In 2012, Belgian company Telogy International NV committed 23 violations of the Export Administration Act of 1979 (PDF)  by smuggling 22 Tektronix oscilloscopes worth hundreds of thousands of  dollars. Oscilloscopes are critical nuclear weapons testing and  production technology and export-prohibited without proper end-user  licenses. OTFI’s agents never entered either Telogy or the company that  acquired it, Electro Rent Corp, into the SDN database to ward off banks  and others from doing business with it – because Telogy smuggled the  oscilloscopes to Israel.

It  appears that OTFI leadership has ordered SDN list compilers not to  include any Israeli nuclear weapons traffickers on the list. In the  current SDN there are multiple entries for countries not believed to  have nuclear weapons programs, such as Iran and Syria. There is not a  single SDN NPWMD entry for any Israeli individual or entity, despite  the CIA’s having confirmed the  existence of an Israeli nuclear weapons program in 1974, and that the  program was fueled by material stolen from the United States in the  1960s. CIA considered Israel a proliferation threat to countries such as  Taiwan (which appears a few times in the SDN) and South Africa. Indeed,  there are only a handful of SDN entries for Israel at all, which mostly  appear to be Russian oligarchs with Israeli passports.

AIPACs  Israel Anti-Boycott Act legislation requires “enforcement actions”  under some of the same authorities used by OTFI, the International  Emergency Economic Powers Act, 50 U.S.C. § 1701-1706, in declaring as a  “US national emergency” grassroots-led boycotts of products made in illegal Israeli West Bank settlements and  other Israeli products and services. These boycotts are not really US  emergencies in any sense, but rather target a grassroots strategy to  protest of Israel’s dismal human rights record. AIPAC considers the OTFI  model of unaccountable, anonymous judges, jurors and financial  executioners as an appropriate model to apply to Americans and  foreigners who engage in entirely peaceful, lawful, First Amendment  protected boycotts. AIPAC has lobbied for passage of the Israel  Anti-Boycott Act for years even though statistically significant polling  reveals that 69.1% of Americans oppose it.

One  of the most cherished rights in America is the Confrontation Clause of  the Sixth Amendment to the US Constitution which provides, “in all  criminal prosecutions, the accused shall enjoy the right…to be  confronted with the witnesses against him.” However, the right only  applies to criminal prosecutions, and not civil cases or other  proceedings. But it is a commonplace American expectation that citizens  will not be punished for accusations of wrongdoing by anonymous  accusers. OTFI and SDN operate beyond such expectations.

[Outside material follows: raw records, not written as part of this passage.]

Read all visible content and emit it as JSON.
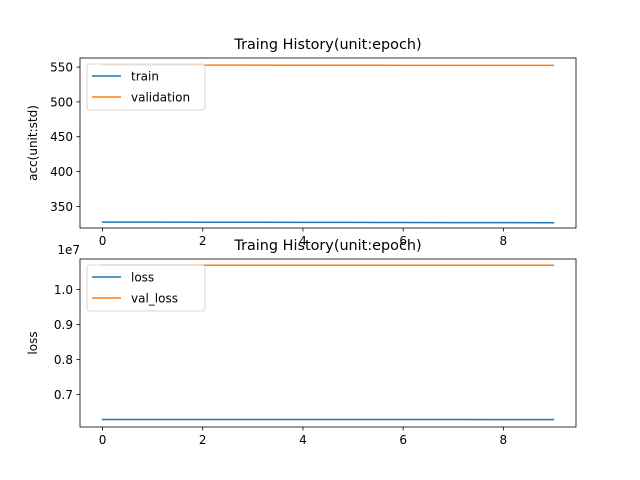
{
  "chart_data": [
    {
      "type": "line",
      "title": "Traing History(unit:epoch)",
      "xlabel": "",
      "ylabel": "acc(unit:std)",
      "exponent_label": "",
      "xlim": [
        -0.45,
        9.45
      ],
      "ylim": [
        319,
        563
      ],
      "xticks": [
        0,
        2,
        4,
        6,
        8
      ],
      "yticks": [
        350,
        400,
        450,
        500,
        550
      ],
      "ytick_labels": [
        "350",
        "400",
        "450",
        "500",
        "550"
      ],
      "legend": "top-left",
      "x": [
        0,
        1,
        2,
        3,
        4,
        5,
        6,
        7,
        8,
        9
      ],
      "series": [
        {
          "name": "train",
          "color": "#1f77b4",
          "values": [
            327.5,
            327.4,
            327.3,
            327.2,
            327.1,
            327.0,
            326.9,
            326.8,
            326.7,
            326.6
          ]
        },
        {
          "name": "validation",
          "color": "#ff7f0e",
          "values": [
            552.8,
            552.8,
            552.7,
            552.7,
            552.6,
            552.6,
            552.5,
            552.5,
            552.4,
            552.4
          ]
        }
      ]
    },
    {
      "type": "line",
      "title": "Traing History(unit:epoch)",
      "xlabel": "",
      "ylabel": "loss",
      "exponent_label": "1e7",
      "xlim": [
        -0.45,
        9.45
      ],
      "ylim": [
        0.607,
        1.087
      ],
      "xticks": [
        0,
        2,
        4,
        6,
        8
      ],
      "yticks": [
        0.7,
        0.8,
        0.9,
        1.0
      ],
      "ytick_labels": [
        "0.7",
        "0.8",
        "0.9",
        "1.0"
      ],
      "legend": "top-left",
      "x": [
        0,
        1,
        2,
        3,
        4,
        5,
        6,
        7,
        8,
        9
      ],
      "series": [
        {
          "name": "loss",
          "color": "#1f77b4",
          "values": [
            0.6285,
            0.6285,
            0.6284,
            0.6284,
            0.6284,
            0.6283,
            0.6283,
            0.6283,
            0.6282,
            0.6282
          ]
        },
        {
          "name": "val_loss",
          "color": "#ff7f0e",
          "values": [
            1.069,
            1.069,
            1.069,
            1.069,
            1.069,
            1.069,
            1.069,
            1.069,
            1.069,
            1.069
          ]
        }
      ]
    }
  ]
}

Having already served as de facto criminal  prosecutors, judges and juries, and financial access executioners of  foreigners, OTFI agents may upon passage of the Israel Anti-Boycott Act  turn their extrajudicial powers on fellow Americans. Until now, OTFI  staff has never borne any burden of confrontation by the accused. And  even Americans who disagree with OTFI’s selective interpretations of  laws, based on executive orders and other authorities used to place  foreigners on the SDN list, are unable to meaningfully interact with the  OTFI personnel making such punitive policy decisions – unless they are  an attendee of a special briefing conducted by Adam Szubin and also  already fully paid-up donors or members of AIPAC or WINEP. Though  courts have held that  the US Constitution applies to non-citizens, if a foreigner has been  unjustly placed on the SDN with no due process, he or she is presently  unable to make a phone call from overseas to a known OTFI agent and  informally present their case. OTFI is now clearly worth a much closer  examination, because if AIPAC has its way either OTFI or an operation  very much like OTFI, with anonymous extra-judicial Treasury powers,  handpicked by the Israel lobby, may soon sanction American companies and  individuals it secretly finds “guilty” of boycotts.